Interruption, unfortunately, is also addictive. We live in an interruption culture, and it conditions us to crave interruption. Say no to the itch. More “no’s” equals fewer itches. The mind is a muscle that starts soft but becomes long and lean with use. The more we focus, the stronger it gets. After that first difficult hour, several seem easy. Then we not only work for hours but also feel wrong if we do not. A change comes. The itch is not for interruption but for concentration.
As we sit with our pens poised above the pages we aim to turn into a novel, scientific paper, work of art, patent, poem, or business plan, we can feel paralyzed—and that’s only if we can summon up the courage to sit in the first place.

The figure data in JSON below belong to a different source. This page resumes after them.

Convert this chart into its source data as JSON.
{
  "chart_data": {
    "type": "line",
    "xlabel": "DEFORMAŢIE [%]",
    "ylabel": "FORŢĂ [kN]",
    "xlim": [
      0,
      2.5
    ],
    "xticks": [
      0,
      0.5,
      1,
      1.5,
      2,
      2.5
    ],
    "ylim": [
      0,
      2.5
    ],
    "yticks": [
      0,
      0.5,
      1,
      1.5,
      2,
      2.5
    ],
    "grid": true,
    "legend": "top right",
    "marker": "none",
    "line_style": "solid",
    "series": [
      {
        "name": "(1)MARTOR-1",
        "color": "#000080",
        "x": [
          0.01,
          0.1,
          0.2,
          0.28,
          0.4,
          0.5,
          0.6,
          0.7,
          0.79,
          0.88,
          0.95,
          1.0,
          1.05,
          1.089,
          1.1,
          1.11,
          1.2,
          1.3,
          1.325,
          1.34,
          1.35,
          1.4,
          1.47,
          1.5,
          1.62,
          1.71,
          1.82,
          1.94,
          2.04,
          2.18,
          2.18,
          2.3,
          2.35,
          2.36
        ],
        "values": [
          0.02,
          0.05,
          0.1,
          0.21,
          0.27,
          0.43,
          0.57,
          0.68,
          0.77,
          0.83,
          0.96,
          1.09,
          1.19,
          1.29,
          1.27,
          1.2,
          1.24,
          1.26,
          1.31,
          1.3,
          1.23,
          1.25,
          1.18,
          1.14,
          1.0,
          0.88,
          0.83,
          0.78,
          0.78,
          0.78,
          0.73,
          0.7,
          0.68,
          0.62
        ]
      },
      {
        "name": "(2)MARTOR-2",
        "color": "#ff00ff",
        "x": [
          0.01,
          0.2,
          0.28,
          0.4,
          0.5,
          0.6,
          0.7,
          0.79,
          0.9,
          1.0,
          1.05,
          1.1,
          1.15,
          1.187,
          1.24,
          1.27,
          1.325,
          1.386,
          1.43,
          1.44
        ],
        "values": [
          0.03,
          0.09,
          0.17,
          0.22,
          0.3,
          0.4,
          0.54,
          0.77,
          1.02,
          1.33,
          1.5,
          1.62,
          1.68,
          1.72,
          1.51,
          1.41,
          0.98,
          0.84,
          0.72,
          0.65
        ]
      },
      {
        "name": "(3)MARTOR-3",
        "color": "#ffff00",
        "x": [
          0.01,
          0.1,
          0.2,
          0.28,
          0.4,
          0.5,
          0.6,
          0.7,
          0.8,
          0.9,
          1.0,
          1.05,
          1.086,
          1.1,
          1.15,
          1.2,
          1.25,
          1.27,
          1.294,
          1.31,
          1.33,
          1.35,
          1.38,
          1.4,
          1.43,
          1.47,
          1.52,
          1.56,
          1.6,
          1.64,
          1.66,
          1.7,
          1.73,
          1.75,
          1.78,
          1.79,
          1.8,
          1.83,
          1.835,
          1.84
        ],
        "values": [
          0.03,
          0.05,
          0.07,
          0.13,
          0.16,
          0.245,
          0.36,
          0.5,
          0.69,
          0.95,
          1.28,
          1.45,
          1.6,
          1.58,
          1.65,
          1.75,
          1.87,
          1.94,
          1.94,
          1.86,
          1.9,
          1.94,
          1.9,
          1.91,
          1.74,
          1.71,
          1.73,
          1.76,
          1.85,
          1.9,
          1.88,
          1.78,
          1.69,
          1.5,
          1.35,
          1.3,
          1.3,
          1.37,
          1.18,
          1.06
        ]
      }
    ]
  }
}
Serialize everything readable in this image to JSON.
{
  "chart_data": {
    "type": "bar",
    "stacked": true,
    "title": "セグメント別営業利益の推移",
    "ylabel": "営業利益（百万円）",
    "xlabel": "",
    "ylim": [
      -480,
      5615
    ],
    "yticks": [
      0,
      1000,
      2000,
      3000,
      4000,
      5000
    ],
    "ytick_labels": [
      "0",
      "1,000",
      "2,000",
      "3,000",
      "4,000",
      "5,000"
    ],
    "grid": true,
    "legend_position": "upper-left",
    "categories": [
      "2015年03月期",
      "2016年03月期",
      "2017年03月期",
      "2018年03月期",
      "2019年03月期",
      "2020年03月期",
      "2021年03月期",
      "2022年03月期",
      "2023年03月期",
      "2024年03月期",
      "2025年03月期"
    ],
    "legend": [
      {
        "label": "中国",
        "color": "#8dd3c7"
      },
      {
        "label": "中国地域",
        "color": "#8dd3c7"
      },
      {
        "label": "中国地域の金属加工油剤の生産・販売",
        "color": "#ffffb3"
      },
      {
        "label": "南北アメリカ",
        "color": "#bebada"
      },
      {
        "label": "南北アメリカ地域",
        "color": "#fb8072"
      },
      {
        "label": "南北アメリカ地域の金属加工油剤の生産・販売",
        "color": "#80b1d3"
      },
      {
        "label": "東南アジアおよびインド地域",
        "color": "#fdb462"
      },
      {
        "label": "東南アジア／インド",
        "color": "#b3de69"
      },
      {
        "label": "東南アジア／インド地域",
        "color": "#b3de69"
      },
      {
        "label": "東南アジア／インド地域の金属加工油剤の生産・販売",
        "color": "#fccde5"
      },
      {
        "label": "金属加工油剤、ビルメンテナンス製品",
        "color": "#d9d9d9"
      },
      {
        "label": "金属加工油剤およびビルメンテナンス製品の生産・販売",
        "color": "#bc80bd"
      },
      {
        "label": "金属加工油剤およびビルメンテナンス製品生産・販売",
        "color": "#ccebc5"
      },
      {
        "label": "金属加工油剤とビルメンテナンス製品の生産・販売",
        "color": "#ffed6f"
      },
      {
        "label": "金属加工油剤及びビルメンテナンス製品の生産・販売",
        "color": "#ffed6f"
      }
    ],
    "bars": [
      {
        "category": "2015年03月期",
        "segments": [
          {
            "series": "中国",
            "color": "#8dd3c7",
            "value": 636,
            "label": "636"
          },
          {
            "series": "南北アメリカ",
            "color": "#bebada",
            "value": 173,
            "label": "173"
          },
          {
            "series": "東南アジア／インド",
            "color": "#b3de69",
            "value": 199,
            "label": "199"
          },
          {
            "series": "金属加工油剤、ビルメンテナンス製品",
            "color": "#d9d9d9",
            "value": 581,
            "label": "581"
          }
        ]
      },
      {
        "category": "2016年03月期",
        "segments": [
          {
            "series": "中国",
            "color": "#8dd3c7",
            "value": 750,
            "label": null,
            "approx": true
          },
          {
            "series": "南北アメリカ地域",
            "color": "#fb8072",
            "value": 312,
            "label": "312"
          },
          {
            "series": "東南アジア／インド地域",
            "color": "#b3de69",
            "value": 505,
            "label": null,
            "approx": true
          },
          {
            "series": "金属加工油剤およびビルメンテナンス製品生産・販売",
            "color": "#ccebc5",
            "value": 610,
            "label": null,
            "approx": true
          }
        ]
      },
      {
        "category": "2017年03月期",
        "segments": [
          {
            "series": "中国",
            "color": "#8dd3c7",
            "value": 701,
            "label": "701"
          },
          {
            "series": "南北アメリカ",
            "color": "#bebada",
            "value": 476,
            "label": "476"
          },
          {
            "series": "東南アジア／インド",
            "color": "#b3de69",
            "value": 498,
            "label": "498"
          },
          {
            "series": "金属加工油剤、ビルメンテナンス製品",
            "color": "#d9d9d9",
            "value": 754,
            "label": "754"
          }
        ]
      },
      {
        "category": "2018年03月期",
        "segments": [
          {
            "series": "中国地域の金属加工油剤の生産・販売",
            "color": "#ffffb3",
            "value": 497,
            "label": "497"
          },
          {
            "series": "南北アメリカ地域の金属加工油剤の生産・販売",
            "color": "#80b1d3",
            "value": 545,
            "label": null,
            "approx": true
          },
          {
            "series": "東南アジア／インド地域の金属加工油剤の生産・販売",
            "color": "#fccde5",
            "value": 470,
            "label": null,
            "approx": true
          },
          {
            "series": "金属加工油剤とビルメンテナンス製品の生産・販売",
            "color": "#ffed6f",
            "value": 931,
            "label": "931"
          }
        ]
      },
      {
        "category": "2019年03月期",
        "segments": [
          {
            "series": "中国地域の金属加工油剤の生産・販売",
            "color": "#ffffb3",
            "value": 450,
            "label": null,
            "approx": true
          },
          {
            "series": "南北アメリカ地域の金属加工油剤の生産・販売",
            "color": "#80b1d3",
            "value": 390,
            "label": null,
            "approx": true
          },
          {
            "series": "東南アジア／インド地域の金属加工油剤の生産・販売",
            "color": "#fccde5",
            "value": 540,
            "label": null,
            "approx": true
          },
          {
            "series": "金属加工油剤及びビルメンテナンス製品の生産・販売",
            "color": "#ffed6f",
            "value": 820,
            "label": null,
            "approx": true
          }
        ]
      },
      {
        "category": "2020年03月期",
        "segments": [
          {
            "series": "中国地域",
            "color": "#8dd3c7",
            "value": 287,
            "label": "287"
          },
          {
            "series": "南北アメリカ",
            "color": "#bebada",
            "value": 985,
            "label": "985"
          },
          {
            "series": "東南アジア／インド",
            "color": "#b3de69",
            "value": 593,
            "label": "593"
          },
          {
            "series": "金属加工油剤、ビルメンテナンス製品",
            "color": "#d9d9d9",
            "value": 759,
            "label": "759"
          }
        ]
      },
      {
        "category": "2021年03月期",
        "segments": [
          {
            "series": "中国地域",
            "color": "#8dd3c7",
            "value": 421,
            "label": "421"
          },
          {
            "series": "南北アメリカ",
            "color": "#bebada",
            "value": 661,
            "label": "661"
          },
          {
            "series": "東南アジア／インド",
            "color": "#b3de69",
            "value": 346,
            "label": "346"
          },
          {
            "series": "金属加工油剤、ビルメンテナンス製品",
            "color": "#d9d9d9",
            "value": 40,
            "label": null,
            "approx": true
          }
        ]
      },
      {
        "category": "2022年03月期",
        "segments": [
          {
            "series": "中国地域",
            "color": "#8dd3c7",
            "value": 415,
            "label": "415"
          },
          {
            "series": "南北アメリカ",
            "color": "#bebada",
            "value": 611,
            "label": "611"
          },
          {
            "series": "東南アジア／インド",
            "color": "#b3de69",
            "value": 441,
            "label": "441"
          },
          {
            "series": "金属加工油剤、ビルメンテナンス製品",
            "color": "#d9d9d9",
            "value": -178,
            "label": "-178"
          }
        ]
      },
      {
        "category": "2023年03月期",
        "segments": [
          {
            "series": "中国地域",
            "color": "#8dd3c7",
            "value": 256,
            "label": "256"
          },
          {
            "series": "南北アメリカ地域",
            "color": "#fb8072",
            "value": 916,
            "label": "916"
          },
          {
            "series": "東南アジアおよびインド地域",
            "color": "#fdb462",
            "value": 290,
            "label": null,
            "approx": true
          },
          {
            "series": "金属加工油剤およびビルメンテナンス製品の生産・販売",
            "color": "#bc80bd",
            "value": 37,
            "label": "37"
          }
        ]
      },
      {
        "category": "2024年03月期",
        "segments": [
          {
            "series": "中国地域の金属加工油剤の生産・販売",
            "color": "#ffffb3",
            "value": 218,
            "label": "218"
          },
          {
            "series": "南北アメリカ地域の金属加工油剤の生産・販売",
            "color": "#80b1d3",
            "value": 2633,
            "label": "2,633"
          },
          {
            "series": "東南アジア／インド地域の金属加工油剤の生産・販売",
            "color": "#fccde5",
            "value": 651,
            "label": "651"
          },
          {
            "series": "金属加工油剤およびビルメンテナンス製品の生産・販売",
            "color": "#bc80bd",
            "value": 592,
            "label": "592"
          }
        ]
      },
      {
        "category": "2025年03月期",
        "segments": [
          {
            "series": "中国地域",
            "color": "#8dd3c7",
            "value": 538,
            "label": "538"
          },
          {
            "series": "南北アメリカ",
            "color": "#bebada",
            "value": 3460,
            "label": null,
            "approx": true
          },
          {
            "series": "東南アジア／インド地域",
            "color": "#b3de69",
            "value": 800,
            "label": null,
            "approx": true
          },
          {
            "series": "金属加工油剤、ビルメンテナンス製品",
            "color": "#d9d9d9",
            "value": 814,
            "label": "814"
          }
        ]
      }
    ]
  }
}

While knowing that this is a natural and normal part of the creative process may ease our minds a little, it may not make us more productive. We look around for inspiration. This is the right thing to do, only much of art lies not in what we see but in what we don’t. When we envy the perfect creations of others, what we do not see, what we by definition cannot see, and what we may also forget when we look back at successful creations of our own, is everything that got thrown away, that failed, that didn’t make the cut. When we look at a perfect page, we should put it not on a pedestal but on a pile of imperfect pages, all balled or torn, some of them truly awful, created only to be thrown away. This trash is not failure but foundation, and the perfect page is its progeny.
Good writing is bad writing well edited; a good hypothesis is whatever is left after many experiments fail; good cooking is the result of choosing, chopping, skinning, shelling, and reducing; a great movie has as much to do with what ends up on the cutting room floor as what does not.
To succeed in the art of new, we must fail freely and frequently.
The empty canvas must not stay empty. We have to plunge into it.